C-SPAN Tours Local Markets For Weekend Programming

C-SPAN is launching a "LCV Cities Tour" during which the history and literary life of eight southeastern cities (one each month) will be featured on the network's non-fiction book channel (BookTV on C-SPAN2) and history channel (American History TV on C-SPAN3).

C-SPAN producers are travelling the eight-month tour in specially detailed Ford Transit Connect vehicles, which C-SPAN has dubbed its "Local Content Vehicles," or "LCVs."

The tour will visit Bright House Networks, Tampa, Fla., next week (May 9 week) with content airing May 28-29; Comcast in Savannah, Ga., the week of June 6 (airs June 25-26); Comcast in Charleston, S.C., the week of July 4 (airs July 30-31); Time Warner Cable in Charlotte, N.C., the week of Sept. 5 (airs Sept. 24-25); Comcast in Knoxville, Tenn., the week of Oct. 3 (airs Oct. 29-30); BHN in Birmingham, Ala., the week of Nov. 7 (airs Nov. 26-27) and Cox Communications in Baton Rouge, La., the week of Dec. 5 (airs Dec. 24-25).

An earlier visit to Frankfort Plant Board in Frankfort, Ky., will air the weekend of Aug. 27-28.

C-SPAN producers spend one week in each of the selected cities, visiting various literary and historic sites, and interviewing local historians, authors and civic leaders.

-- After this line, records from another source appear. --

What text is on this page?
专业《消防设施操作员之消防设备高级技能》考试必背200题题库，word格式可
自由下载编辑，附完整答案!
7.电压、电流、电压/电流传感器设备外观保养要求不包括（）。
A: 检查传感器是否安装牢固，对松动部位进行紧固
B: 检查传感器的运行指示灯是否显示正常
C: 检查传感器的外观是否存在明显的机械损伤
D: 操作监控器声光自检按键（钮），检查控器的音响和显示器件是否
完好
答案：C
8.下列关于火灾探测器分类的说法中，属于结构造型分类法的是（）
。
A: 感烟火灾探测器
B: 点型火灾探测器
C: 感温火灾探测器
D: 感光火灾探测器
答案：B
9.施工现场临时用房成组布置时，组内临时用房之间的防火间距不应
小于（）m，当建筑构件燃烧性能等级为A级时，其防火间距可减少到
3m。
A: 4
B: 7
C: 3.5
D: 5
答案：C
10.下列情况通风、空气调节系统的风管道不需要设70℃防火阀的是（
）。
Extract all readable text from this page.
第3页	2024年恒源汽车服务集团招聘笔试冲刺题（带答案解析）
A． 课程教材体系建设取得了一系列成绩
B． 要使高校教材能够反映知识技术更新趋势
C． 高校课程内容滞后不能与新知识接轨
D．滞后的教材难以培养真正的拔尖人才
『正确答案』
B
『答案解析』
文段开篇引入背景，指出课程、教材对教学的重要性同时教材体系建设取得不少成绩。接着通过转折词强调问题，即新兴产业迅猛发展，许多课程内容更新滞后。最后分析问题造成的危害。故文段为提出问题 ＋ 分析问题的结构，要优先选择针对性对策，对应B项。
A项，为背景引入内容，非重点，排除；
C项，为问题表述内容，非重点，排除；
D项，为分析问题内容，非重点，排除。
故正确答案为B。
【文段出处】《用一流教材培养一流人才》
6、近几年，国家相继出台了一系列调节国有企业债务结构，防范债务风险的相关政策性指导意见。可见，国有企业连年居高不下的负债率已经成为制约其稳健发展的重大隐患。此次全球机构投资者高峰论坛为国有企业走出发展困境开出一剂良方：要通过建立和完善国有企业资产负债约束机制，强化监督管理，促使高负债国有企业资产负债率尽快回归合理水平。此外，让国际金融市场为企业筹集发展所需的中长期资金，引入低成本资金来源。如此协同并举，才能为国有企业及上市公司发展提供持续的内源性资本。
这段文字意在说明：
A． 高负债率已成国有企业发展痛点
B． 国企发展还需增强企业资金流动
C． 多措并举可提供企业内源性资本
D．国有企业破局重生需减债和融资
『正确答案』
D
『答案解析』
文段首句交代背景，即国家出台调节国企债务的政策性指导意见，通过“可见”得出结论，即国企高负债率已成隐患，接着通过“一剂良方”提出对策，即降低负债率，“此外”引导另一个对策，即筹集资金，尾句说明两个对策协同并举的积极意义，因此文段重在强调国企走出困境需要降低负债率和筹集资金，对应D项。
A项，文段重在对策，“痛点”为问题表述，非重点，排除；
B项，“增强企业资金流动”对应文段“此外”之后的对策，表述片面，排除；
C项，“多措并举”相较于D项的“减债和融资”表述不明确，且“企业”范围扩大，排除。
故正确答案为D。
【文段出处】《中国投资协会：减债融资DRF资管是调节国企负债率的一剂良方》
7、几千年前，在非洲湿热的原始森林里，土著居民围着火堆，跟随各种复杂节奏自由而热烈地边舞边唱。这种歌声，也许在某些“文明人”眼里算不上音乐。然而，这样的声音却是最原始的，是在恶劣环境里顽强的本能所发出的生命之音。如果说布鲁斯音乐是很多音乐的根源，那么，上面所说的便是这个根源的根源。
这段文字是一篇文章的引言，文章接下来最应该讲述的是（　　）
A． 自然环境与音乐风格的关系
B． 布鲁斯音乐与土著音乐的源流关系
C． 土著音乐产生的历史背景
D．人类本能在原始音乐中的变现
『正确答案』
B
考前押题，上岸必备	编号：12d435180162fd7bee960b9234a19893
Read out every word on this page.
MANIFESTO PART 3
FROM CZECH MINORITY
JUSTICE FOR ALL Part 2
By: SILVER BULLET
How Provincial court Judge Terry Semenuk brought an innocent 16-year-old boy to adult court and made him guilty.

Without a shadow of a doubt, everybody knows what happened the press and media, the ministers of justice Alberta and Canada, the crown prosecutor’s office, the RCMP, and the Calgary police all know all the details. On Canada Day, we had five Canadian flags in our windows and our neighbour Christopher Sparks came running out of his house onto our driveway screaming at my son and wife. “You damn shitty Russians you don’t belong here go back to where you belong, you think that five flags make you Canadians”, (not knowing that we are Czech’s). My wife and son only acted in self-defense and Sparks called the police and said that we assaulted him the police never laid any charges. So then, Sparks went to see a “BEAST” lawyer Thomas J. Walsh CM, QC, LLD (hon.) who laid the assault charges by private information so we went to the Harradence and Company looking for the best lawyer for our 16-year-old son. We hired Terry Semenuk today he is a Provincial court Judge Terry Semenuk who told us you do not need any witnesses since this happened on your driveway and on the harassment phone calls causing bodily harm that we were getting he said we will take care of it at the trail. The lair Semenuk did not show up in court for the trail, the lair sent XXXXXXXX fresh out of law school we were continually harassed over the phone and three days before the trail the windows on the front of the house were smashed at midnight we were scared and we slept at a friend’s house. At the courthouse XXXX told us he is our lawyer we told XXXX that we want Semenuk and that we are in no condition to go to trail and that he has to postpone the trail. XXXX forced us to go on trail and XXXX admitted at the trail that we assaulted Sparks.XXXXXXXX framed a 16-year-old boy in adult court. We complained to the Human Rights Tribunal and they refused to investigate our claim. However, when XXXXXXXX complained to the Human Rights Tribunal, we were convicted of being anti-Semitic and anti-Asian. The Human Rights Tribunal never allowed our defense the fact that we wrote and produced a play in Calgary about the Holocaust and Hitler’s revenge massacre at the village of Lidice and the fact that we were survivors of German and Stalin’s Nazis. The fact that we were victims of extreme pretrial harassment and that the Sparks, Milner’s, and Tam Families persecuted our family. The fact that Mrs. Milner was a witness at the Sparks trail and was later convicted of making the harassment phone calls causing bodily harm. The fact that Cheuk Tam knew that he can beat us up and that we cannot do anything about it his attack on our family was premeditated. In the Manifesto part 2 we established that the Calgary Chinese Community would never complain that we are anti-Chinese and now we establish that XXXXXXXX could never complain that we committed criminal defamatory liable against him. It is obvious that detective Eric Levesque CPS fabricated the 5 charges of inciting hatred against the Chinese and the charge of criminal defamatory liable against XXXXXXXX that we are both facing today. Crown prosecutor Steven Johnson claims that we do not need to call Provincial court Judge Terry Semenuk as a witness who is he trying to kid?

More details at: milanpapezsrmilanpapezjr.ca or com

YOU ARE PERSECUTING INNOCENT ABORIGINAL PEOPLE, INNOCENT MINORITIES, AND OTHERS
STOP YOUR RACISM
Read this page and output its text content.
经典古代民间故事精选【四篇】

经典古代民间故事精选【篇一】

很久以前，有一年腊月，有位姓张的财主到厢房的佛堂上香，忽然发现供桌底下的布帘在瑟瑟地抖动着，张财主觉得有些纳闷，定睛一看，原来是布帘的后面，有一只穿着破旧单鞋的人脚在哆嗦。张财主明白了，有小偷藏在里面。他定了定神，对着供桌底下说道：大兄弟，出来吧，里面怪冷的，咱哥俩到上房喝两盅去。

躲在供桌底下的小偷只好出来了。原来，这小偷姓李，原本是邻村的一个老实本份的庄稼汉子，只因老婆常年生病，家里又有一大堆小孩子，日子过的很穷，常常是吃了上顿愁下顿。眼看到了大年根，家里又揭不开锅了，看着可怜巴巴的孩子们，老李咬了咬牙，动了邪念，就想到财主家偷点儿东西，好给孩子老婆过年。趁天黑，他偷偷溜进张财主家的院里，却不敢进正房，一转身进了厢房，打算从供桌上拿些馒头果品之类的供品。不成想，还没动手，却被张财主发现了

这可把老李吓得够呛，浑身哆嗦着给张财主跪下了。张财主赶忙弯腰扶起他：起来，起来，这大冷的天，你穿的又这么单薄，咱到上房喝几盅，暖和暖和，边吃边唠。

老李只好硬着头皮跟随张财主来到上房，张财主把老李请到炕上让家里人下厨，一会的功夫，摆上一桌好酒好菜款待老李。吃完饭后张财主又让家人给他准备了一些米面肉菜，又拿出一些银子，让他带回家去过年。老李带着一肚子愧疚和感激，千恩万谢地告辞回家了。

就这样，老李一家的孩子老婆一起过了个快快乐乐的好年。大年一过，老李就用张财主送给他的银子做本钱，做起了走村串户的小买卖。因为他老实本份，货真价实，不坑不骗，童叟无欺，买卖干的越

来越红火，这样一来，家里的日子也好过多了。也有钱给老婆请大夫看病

Each member of the LCV team, led by longtime C-SPAN manager Debbie Lamb, is equipped to shoot and edit video on location as well as make presentations to the community about the work they do for the network.

Meantime, with representatives of our cable affiliates, the LCV team will visit schools, civic associations, and other key community organizations, talking about cable's longtime commitment to public service through carriage of the C-SPAN channels.

During C-SPAN's inaugural tour stop in Tampa/St. Petersburg, which begins Monday, May 9, the network also will record interviews about the city's plans for the 2012 Republican national convention. C-SPAN will do likewise during a later visit to Charlotte, NC, site of the 2012 Democratic national convention.

In Tampa/St. Petersburg, C-SPAN is partnering with local cable affiliate Bright House Networks, which is helping to advise upon and organize the week's many logistics.

A May 9 press conference at the Tampa Bay History Center kicks off C-SPAN's week of video production in Tampa/St. Petersburg and launches the national project.

"C-SPAN has two primary goals with our LCV Cities Tour," C-SPAN co-president Susan Swain said in a statement. "The first is to more systematically go beyond the Washington beltway for our non-fiction book and history programming and highlight for our national audiences some of the unique culture and history of the cities we visit. Secondly, with our LCV project, we want to continue our long tradition of partnering with affiliates in their communities, with schools, elected officials, and the general public."

C-SPAN's LCV initiative also will incorporate extensive digital and social media outreach, including use of Twitter, Facebook, foursquare, and online streaming on C-SPAN websites.

C-SPAN video from each city will be archived -- and easily searchable, clippable, and shareable -- through C-SPAN's Peabody Award-winning online Video Library.